A final thought: there’s a good chance that this is a first year bird; there’s evidence that even nominally single-song birds can continue to learn songs (i.e. there’s not a classic closed learning period) at least into their second year (and, as noted before, Ecuadorean birds can evidently learn over an extended period). All this raises the possibility that, rather than having as it were brought these three song ‘types’ with him, this little guy MIGHT be emulating something local in Georgetown. It seems clear (at least to me) that this bird is counter-singing with local white-crowns; maybe it is also interacting with other taxa? And maybe it learned other notes while it was perhaps living in a cage??

Fascinating possibilities.

Here’s the photo Paul sent with the email:

Rufous-collared Sparrows of the migratory (top, with gray head) and non-migratory populations (bottom, with striped head), near Tolombon, Salta, Argentina, 8/22/2004. Photo courtesy of Paul Handford

4 thoughts on “Rufous-collared Origins

  1. This is very interesting Nathan. The litterature also mentions that some of the many subspecies of Rufous-collared Sparrow are distinctly marked. Did you try to match the face pattern of the Georgetown bird with any photographs of known subspecies from the equatorial regions of the Neoptropics and from the few subspecies that are Austral migrants?

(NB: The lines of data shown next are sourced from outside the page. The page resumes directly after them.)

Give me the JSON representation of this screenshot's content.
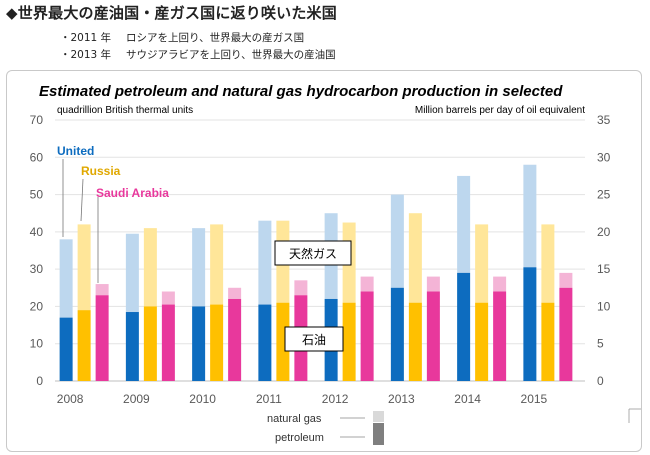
{
  "header": {
    "headline": "◆世界最大の産油国・産ガス国に返り咲いた米国",
    "bullets": [
      {
        "year": "・2011 年",
        "text": "ロシアを上回り、世界最大の産ガス国"
      },
      {
        "year": "・2013 年",
        "text": "サウジアラビアを上回り、世界最大の産油国"
      }
    ]
  },
  "chart_data": {
    "type": "bar",
    "title": "Estimated petroleum and natural gas hydrocarbon production in selected",
    "ylabel": "quadrillion British thermal units",
    "y2label": "Million barrels per day of oil equivalent",
    "ylim": [
      0,
      70
    ],
    "y2lim": [
      0,
      35
    ],
    "yticks": [
      "0",
      "10",
      "20",
      "30",
      "40",
      "50",
      "60",
      "70"
    ],
    "y2ticks": [
      "0",
      "5",
      "10",
      "15",
      "20",
      "25",
      "30",
      "35"
    ],
    "categories": [
      "2008",
      "2009",
      "2010",
      "2011",
      "2012",
      "2013",
      "2014",
      "2015"
    ],
    "stacked": true,
    "series": [
      {
        "name": "United",
        "color_oil": "#0d6cbf",
        "color_gas": "#bdd7ee",
        "petroleum": [
          17,
          18.5,
          20,
          20.5,
          22,
          25,
          29,
          30.5
        ],
        "total": [
          38,
          39.5,
          41,
          43,
          45,
          50,
          55,
          58
        ]
      },
      {
        "name": "Russia",
        "color_oil": "#ffc000",
        "color_gas": "#ffe699",
        "petroleum": [
          19,
          20,
          20.5,
          21,
          21,
          21,
          21,
          21
        ],
        "total": [
          42,
          41,
          42,
          43,
          42.5,
          45,
          42,
          42
        ]
      },
      {
        "name": "Saudi Arabia",
        "color_oil": "#e8389c",
        "color_gas": "#f4b4d6",
        "petroleum": [
          23,
          20.5,
          22,
          23,
          24,
          24,
          24,
          25
        ],
        "total": [
          26,
          24,
          25,
          27,
          28,
          28,
          28,
          29
        ]
      }
    ],
    "annotations": [
      "天然ガス",
      "石油"
    ],
    "legend": [
      {
        "label": "natural gas",
        "color": "#d9d9d9"
      },
      {
        "label": "petroleum",
        "color": "#7f7f7f"
      }
    ]
  }
}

  2. Great essay, Nathan! I still like the theory that the bird accompanied the shipment of rescued circus lions which arrived on a direct flight to Denver from Bolivia. I wonder if Bolivian Rufous-collared Sparrows have multiple song types.

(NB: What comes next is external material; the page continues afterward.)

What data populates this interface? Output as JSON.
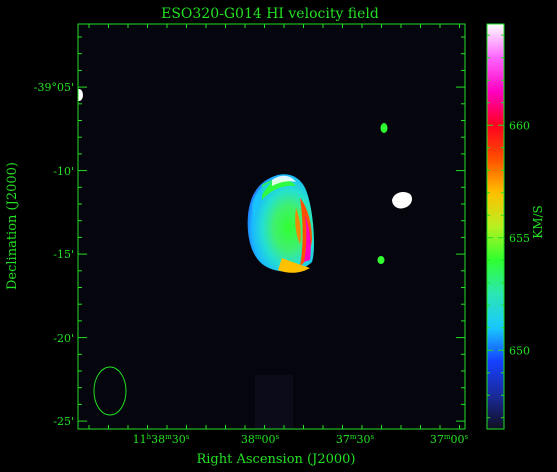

  3. Nathan – I can add a few things from a Chilean perspective. First of all “chingolo” is the Argentine/Uruguayan, not the South American name. They are called “chincol” in Chile 🙂 The migratory status of various forms in Chile is still not fully understood. The southern australis (no stripes on head) moves north and probably all winter in Argentina, not the Chilean side. These are birds that breed in Patagonia where it gets quite cold in winter. There are other populations in the mountains, at least to the latitude of Santiago that are also migratory, as at these latitudes and farther south winter in the mountains is no picnic. Some of these have head stripes, although not all forms. But the migratory types have a lot longer wing than the residents. It is perhaps more extreme than in White-crowns, where nuttalli has a much shorter primary projection than gambelli for example. From what I could see in photos of the Colorado bird, it looked like a shorter winged creature.